Kamu Dihujat, Dikhianati, Dikutuk: Tuhan Akan Membelamu

Dalam perjalanan hidup, setiap orang pasti pernah menghadapi situasi yang menyakitkan: dihina, dikritik, bahkan dikhianati oleh orang yang dekat dengan kita. Terkadang hal itu datang bukan dari orang asing, melainkan dari orang yang kita kenal baik—bahkan keluarga atau sahabat. Seringkali kita ingin membela diri, melawan tuduhan, atau membuktikan bahwa kita tidak bersalah. Namun, firman Tuhan mengajarkan bahwa ada saat di mana kita tidak perlu membela diri, sebab Tuhan sendiri yang akan turun tangan membela kita.

Musa: Pemimpin yang Rendah Hati tapi Tetap Dihujat

Kisah Musa dalam Bilangan 12 menjadi pelajaran berharga. Musa adalah seorang yang disebut Alkitab sebagai orang yang sangat lembut hatinya, bahkan lebih daripada setiap manusia di bumi. Namun, meski begitu mulia dan rendah hati, Musa tetap dihina oleh kakak-beradiknya sendiri, Miriam dan Harun. Mereka mengkritiknya, menuduhnya, bahkan meremehkan otoritas rohani yang Allah berikan kepadanya.

Alasan yang mereka pakai pun tidak jelas—mulai dari pernikahan Musa dengan seorang perempuan asing, hingga mempertanyakan apakah hanya Musa saja yang bisa dipakai Tuhan. Tuduhan yang tidak berdasar ini menggambarkan kenyataan bahwa sebaik-baik orang, tetap saja ada yang tidak suka. Bahkan orang yang paling lembut dan rendah hati pun bisa dituduh sombong atau diktator.

Di sinilah kita belajar: disukai Tuhan tidak berarti otomatis disukai semua orang. Pujiannya yang sejati datang dari Tuhan, bukan dari manusia.

Ketika Tuhan yang Membela

Dalam kisah itu, Musa tidak membalas atau marah. Ia diam. Tapi Tuhan mendengar setiap hinaan dan turun tangan membela Musa. Tuhan sendiri yang menegur Miriam dan Harun, bahkan memberi tanda nyata bahwa Ia tidak berkenan pada pemberontakan mereka.

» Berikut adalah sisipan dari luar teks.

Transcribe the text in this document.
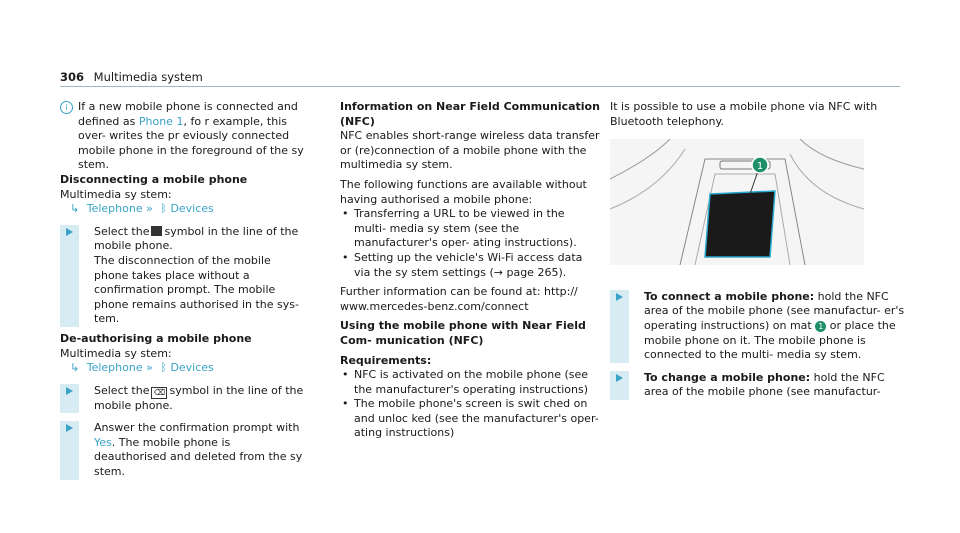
306 Multimedia system

i If a new mobile phone is connected and defined as Phone 1, fo r example, this over- writes the pr eviously connected mobile phone in the foreground of the sy stem.

Disconnecting a mobile phone

Multimedia sy stem:

↳ Telephone » ᛒ Devices

Select the symbol in the line of the mobile phone.

The disconnection of the mobile phone takes place without a confirmation prompt. The mobile phone remains authorised in the sys- tem.

De-authorising a mobile phone

Multimedia sy stem:

↳ Telephone » ᛒ Devices

Select the ⌫ symbol in the line of the mobile phone.

Answer the confirmation prompt with Yes. The mobile phone is deauthorised and deleted from the sy stem.

Information on Near Field Communication (NFC)

NFC enables short-range wireless data transfer or (re)connection of a mobile phone with the multimedia sy stem.

The following functions are available without having authorised a mobile phone:

• Transferring a URL to be viewed in the multi- media sy stem (see the manufacturer's oper- ating instructions).
• Setting up the vehicle's Wi-Fi access data via the sy stem settings (→ page 265).

Further information can be found at: http:// www.mercedes-benz.com/connect

Using the mobile phone with Near Field Com- munication (NFC)

Requirements:

• NFC is activated on the mobile phone (see the manufacturer's operating instructions)
• The mobile phone's screen is swit ched on and unloc ked (see the manufacturer's oper- ating instructions)

It is possible to use a mobile phone via NFC with Bluetooth telephony.

1

To connect a mobile phone: hold the NFC area of the mobile phone (see manufactur- er's operating instructions) on mat 1 or place the mobile phone on it. The mobile phone is connected to the multi- media sy stem.

To change a mobile phone: hold the NFC area of the mobile phone (see manufactur-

Miriam akhirnya terkena kusta sebagai bentuk teguran keras dari Allah.

Perhatikanlah: Musa tidak perlu bersusah payah membuktikan siapa dirinya. Justru dalam kerendahan hati dan sikap diamnya, Tuhan menyatakan pembelaan yang jauh lebih kuat dibandingkan apapun yang bisa ia lakukan sendiri.

Inilah kebenaran penting:

Jika kita hidup benar di hadapan Tuhan, maka ketika kita dihina atau difitnah, kita tidak perlu sibuk membela diri. Biarlah Tuhan yang menjadi pembela kita.

Belajar Menjaga Hati di Tengah Kritikan

Dari kisah Miriam dan Harun kita juga belajar tentang bahaya iri hati. Kritik yang mereka lontarkan bukan karena Musa salah, melainkan karena ada rasa tidak senang, iri, dan keinginan untuk menonjolkan diri. Begitu pula dalam kehidupan kita: banyak hujatan atau kritikan yang sebenarnya lahir bukan dari kebenaran, melainkan dari hati yang iri atau sakit.

Karena itu, jika kita menghadapi kritik atau pengkhianatan, mari kita periksa hati kita. Bila memang ada kesalahan, bertobatlah. Tapi bila kita sudah berusaha hidup benar, jangan sampai kritik membuat kita pahit atau hancur. Serahkan semua kepada Tuhan, karena Dia tahu hati kita.

Respon Musa: Mendoakan Penghujatnya

Yang membuat kisah ini semakin indah adalah respon Musa setelah Miriam terkena kusta. Alih-alih bersukacita atau berkata, “Rasakan akibatnya!”, Musa justru berdoa memohon agar Tuhan menyembuhkan Miriam. Betapa luar biasa kerendahan hati Musa!

Di sini kita belajar bahwa orang yang benar-benar mengenal Tuhan tidak akan mendendam atau menuntut balas. Ia justru berdoa bagi orang yang menyakitinya. Inilah sikap yang membuat Tuhan semakin berkenan pada Musa.

Pesan untuk Kita Hari Ini

  1. Hidup benar tidak menjamin semua orang akan menyukai kita. Tetapi yang terpenting adalah berkenan di hadapan Tuhan.

  2. Jangan buru-buru membela diri ketika dihina atau difitnah. Biarkan Tuhan yang menjadi pembela kita.

  3. Jaga hati dari iri dan kepahitan. Jangan sampai kritik kita lahir dari keinginan untuk menjatuhkan orang lain.

  4. Belajarlah mendoakan orang yang menyakiti kita. Inilah tanda hati yang sungguh-sungguh rendah dan dekat kepada Tuhan.

Hidup ini tidak lepas dari kritik, hujatan, bahkan pengkhianatan. Namun, ingatlah: orang yang berkenan kepada Tuhan tidak akan pernah dibiarkan sendirian. Tuhan sendiri yang akan membela, mengangkat, dan menyatakan kebenaran kita di hadapan manusia.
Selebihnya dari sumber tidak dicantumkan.